US blocks Germany's Bertelsmann from publishing mega-merger
A US federal judge blocked publishing giant Penguin Random House from merging with one of its biggest competitors, Simon & Schuster.
The ruling dealt a blow to German behemoth Bertelsmann, DW reports.
The company owns Penguin Random House and had pushed for the acquisition.
District Court Judge Florence Pan sided with the US Justice Department, which successfully argued that the merger violated anti-monopoly laws.
In her ruling, Pan stated that the government had convincingly shown the move would dramatically decrease competition "in the market for the US publishing rights to anticipated top-selling books".
The $2.2 billion deal, first proposed in November 2020, would have combined two of the "big five" publishing houses in the US. The others in that group include HarperCollins, Hachette Book Group USA and Macmillan Publishers.

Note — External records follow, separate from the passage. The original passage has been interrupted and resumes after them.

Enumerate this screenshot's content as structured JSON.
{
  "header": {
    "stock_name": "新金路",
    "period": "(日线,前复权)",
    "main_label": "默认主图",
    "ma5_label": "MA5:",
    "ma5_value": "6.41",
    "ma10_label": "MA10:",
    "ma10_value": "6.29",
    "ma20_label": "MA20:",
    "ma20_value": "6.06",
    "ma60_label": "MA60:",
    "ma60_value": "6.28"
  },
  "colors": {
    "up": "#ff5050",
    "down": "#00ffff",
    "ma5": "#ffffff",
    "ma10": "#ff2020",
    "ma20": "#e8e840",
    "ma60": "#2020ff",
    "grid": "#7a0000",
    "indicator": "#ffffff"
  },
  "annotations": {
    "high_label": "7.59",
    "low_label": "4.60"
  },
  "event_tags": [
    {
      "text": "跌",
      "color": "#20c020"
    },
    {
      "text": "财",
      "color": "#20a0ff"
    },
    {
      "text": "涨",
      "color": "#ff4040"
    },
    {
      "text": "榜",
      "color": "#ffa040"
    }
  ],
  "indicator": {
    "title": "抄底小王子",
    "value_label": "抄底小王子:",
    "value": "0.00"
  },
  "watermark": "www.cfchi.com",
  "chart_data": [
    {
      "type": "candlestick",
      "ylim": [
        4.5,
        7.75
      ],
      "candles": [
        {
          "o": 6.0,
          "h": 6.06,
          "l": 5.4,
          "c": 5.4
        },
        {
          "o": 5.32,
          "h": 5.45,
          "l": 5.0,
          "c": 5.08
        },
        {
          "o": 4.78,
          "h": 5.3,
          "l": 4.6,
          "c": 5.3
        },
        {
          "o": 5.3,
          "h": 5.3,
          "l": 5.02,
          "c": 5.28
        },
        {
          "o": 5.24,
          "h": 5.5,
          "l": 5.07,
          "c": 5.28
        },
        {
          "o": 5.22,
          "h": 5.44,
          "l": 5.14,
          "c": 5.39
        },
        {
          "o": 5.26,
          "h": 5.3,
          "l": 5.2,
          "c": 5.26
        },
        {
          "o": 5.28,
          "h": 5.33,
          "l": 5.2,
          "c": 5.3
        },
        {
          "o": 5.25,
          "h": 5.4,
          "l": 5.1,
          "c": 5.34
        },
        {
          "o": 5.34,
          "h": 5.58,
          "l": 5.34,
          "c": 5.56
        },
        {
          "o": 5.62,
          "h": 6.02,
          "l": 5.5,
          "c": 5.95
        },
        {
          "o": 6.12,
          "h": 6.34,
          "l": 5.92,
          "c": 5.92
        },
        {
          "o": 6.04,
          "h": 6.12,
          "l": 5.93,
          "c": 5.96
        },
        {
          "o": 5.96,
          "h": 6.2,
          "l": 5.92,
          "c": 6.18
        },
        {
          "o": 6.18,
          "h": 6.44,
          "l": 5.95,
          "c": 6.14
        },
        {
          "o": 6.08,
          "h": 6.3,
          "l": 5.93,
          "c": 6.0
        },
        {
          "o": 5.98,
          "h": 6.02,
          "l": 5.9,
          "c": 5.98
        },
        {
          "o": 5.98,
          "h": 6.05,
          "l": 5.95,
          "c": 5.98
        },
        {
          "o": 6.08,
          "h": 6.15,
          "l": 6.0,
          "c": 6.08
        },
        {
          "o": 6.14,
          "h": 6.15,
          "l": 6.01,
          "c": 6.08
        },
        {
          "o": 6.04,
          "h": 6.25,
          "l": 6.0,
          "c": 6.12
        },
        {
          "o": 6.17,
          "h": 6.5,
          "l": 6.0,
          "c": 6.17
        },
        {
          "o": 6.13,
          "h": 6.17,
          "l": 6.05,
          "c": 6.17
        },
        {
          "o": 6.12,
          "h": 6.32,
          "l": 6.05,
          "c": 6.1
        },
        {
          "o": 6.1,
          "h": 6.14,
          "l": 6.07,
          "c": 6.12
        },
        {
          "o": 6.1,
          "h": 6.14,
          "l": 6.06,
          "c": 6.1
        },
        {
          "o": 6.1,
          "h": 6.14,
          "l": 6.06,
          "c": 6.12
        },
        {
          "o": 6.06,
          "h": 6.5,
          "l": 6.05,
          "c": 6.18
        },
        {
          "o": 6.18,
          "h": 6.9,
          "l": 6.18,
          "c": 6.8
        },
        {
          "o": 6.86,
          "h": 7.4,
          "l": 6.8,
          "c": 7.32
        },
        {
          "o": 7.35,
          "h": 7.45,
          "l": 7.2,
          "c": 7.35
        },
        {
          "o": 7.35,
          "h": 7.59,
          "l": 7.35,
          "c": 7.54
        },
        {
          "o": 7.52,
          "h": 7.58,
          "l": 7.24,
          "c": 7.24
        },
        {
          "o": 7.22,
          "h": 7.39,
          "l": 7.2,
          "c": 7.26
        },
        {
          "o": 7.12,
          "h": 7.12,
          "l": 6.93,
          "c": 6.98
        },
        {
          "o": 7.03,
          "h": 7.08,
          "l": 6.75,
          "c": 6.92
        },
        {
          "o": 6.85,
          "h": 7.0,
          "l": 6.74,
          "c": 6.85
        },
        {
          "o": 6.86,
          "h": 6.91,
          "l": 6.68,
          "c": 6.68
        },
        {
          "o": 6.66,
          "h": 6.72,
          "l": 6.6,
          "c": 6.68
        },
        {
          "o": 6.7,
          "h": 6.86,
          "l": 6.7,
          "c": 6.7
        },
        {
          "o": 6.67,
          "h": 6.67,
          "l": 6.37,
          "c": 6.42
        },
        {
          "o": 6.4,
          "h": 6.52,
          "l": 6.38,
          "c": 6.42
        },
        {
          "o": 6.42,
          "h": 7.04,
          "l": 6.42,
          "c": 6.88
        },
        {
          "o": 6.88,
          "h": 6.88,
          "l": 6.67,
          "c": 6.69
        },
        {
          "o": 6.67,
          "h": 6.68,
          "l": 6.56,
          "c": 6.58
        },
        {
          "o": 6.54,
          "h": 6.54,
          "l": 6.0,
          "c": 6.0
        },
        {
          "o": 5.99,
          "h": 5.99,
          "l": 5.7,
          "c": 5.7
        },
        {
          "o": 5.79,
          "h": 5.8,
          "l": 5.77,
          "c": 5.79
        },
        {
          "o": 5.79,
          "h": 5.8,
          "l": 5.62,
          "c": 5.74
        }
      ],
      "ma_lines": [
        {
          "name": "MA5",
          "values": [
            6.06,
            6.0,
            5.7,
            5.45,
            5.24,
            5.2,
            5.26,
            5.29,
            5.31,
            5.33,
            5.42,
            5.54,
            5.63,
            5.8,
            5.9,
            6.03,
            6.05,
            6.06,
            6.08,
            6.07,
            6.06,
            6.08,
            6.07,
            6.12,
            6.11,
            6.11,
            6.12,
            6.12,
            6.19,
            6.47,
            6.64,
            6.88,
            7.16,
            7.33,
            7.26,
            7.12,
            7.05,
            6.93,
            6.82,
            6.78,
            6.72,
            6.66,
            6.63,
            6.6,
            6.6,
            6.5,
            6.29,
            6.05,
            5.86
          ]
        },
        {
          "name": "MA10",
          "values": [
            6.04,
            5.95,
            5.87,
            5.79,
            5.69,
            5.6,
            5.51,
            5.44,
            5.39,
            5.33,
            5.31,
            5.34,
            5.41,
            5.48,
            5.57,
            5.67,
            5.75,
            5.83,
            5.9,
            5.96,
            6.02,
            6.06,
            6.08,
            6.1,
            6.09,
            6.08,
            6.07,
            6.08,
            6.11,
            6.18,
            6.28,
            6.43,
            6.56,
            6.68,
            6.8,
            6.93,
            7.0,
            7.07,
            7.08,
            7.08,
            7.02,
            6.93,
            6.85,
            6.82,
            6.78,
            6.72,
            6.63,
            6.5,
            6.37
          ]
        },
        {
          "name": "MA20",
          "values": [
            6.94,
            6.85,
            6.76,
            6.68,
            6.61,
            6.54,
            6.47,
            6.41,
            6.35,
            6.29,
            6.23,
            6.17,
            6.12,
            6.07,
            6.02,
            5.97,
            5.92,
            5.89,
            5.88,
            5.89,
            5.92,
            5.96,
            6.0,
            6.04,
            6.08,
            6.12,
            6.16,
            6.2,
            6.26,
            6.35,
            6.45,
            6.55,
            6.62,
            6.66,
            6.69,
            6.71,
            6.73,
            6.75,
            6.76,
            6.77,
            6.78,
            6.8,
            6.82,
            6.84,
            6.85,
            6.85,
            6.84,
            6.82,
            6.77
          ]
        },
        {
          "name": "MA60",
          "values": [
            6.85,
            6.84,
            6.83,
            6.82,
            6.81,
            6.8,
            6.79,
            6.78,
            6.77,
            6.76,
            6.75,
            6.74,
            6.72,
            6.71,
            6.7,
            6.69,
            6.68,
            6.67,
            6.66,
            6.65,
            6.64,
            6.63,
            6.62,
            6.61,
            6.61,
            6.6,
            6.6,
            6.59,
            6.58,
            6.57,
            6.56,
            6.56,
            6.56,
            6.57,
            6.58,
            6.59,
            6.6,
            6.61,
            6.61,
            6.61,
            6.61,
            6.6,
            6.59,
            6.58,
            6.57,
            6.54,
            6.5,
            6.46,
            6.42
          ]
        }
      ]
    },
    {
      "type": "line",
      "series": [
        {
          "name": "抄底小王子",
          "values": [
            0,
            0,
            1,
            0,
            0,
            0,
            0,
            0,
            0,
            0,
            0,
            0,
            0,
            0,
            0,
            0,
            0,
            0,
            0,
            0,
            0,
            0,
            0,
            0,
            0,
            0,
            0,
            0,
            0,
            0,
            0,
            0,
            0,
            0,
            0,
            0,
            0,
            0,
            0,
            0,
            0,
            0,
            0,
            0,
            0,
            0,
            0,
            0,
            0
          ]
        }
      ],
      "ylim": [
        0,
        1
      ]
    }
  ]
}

After the ruling, Bertelsmann and Penguin Random House announced they will seek an expedited appeal.
Famed horror author Stephen King, one of Simon & Schuster's best-selling authors, welcomed the ruling in a statement against his own publisher.
"The proposed merger was never about readers and writers," he wrote on Twitter.
In 2021, the UK also had its competition authority review the proposed merger, as both groups have British divisions. In that case, a judge ruled in favour of the deal.